Die Mutter von nebenan weinte nie. Und jedes Mal, wenn sie Tina sah, lächelte sie. Wenn sie sprach, dann waren ihre Worte immer liebevoll. Jeden Tag nahm sie Tina in den Arm und gab ihr einen Kuss, manchmal mehr als einen und manchmal sogar mehr als zwei. Tina hatte den ganzen strahlend schönen Sommer in atemloser Vorfreude auf dieses Ritual verbracht.

Die Kinder von nebenan waren nur ein fadenscheiniger Vorwand für ihre Besuche drüben. Barby verachtete sie, weil es Jungs waren, die sie an den Zöpfen zogen, und Muffin schlug mit den Fäusten nach ihnen, wenn sie ihre Puppen außer Reichweite über ihr herumschwenkten und sie zwangen, bitte zu sagen. Aber Tina tat so, als mache es Spaß, mit Jungs zu spielen, obwohl sie schreckliche Angst bekam, wenn sie grob mit ihr umsprangen.

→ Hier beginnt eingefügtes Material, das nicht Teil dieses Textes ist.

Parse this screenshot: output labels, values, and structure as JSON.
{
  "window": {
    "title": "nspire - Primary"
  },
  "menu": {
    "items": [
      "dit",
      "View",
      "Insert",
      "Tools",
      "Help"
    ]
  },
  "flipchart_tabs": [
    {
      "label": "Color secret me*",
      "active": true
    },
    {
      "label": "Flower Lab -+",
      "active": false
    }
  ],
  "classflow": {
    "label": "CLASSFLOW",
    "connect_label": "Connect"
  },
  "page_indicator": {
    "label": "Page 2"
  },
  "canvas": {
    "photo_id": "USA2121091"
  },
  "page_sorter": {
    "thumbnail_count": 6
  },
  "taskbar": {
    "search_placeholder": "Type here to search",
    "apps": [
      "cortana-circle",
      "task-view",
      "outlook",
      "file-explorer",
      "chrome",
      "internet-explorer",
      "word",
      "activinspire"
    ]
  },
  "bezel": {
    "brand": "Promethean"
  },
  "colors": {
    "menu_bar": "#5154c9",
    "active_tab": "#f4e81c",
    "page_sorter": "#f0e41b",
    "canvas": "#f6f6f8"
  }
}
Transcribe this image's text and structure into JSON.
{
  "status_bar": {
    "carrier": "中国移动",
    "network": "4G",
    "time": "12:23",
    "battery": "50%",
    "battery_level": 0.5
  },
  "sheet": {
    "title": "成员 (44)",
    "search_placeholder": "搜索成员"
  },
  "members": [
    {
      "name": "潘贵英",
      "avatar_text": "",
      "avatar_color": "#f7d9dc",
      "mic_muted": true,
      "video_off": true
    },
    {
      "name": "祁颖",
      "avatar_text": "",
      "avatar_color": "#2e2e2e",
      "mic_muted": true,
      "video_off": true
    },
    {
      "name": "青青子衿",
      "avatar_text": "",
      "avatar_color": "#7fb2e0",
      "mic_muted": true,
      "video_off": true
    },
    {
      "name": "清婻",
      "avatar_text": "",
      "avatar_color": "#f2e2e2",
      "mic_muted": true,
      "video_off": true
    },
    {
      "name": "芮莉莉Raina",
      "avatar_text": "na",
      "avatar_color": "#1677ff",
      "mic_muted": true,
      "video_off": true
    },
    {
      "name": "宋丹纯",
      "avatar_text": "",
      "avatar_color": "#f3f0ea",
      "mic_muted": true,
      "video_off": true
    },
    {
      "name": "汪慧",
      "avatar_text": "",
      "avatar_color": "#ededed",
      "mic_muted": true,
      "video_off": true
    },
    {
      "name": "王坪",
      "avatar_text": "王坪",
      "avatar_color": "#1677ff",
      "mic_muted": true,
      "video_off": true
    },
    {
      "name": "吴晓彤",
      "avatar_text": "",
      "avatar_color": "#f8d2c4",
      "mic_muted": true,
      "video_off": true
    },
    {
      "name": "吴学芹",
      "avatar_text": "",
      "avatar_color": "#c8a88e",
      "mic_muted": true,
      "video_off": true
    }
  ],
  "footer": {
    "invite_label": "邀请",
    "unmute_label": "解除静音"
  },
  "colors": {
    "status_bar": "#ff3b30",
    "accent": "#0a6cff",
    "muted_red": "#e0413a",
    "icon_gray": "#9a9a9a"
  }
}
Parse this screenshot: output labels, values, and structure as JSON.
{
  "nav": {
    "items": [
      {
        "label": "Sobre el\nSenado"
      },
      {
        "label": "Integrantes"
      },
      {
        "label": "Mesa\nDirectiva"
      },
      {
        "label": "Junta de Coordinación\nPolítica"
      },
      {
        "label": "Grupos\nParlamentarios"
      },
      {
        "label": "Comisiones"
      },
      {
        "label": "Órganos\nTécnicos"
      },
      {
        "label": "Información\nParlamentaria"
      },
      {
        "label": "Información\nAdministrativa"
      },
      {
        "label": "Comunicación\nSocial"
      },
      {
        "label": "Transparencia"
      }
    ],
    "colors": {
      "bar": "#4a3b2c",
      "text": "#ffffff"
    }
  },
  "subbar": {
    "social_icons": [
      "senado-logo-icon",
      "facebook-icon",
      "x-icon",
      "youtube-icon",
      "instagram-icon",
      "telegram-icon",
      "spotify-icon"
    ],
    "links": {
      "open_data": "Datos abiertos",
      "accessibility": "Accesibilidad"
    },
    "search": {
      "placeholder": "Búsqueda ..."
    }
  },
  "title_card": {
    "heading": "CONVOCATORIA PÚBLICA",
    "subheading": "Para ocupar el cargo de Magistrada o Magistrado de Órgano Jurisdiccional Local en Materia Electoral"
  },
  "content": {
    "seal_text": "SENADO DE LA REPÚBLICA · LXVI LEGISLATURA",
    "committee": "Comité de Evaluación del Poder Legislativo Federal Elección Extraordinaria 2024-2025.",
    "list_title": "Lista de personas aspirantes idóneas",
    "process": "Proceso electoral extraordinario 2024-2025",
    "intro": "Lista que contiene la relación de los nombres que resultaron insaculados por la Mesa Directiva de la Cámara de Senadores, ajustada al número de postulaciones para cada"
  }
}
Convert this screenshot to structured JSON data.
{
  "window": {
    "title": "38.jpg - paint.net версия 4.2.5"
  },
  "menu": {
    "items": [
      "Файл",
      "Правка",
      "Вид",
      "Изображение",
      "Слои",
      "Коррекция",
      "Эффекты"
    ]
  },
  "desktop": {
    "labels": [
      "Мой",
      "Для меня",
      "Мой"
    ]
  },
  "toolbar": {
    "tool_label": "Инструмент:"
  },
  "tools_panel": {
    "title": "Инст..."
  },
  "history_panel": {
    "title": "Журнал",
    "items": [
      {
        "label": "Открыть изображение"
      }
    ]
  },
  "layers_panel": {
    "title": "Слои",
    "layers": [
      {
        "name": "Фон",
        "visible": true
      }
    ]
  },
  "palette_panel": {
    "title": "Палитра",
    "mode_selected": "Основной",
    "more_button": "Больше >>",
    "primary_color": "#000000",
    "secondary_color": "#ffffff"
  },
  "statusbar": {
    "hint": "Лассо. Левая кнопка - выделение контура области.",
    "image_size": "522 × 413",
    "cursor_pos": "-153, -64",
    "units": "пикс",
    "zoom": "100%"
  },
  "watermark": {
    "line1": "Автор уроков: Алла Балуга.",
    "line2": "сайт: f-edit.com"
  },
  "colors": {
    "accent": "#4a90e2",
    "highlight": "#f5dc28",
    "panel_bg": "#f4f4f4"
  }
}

Der Weg zum Himmel war nicht immer leicht, aber das Ziel war alle Beulen und blauen Flecke wert. Denn dann kam die Mutter von nebenan und tröstete einen. Sie war weich und rund. Sich an sie zu schmiegen war ein ganz anderes Gefühl als bei Daddy. Ein Gefühl der Sicherheit, als könne sie so tief in diese warme, atmende Weichheit versinken, dass sie für immer vor allem, was ihr Angst machte, geborgen wäre.

Die Mutter von nebenan sagte, Tina sei genau das kleine Mädchen, das sie sich immer gewünscht hätte, bis sie schließlich den Versuch aufgab, selbst eine Tochter zu bekommen. Es war offensichtlich, dass Jungs nicht das waren, was sie sich wünschte. Wenn sie die Jungs umarmte, kicherten die albern und wanden sich von ihr los. Nicht so Tina. Sie stand ganz still, stumm und geschmeidig. Ab und zu bekam Tina sogar einen Extrakuss aus dem Liebesfonds, einen, der bei den Jungs keinen Abnehmer fand.

Ja, die Mutter von nebenan hatte Tina gefunden. Sonderbar, wie die Dinge sich entwickelten. Wunderbar, wie die Dinge sich entwickelten. Noch nie hatte es einen Sommer gegeben, der so verheißungsvoll war.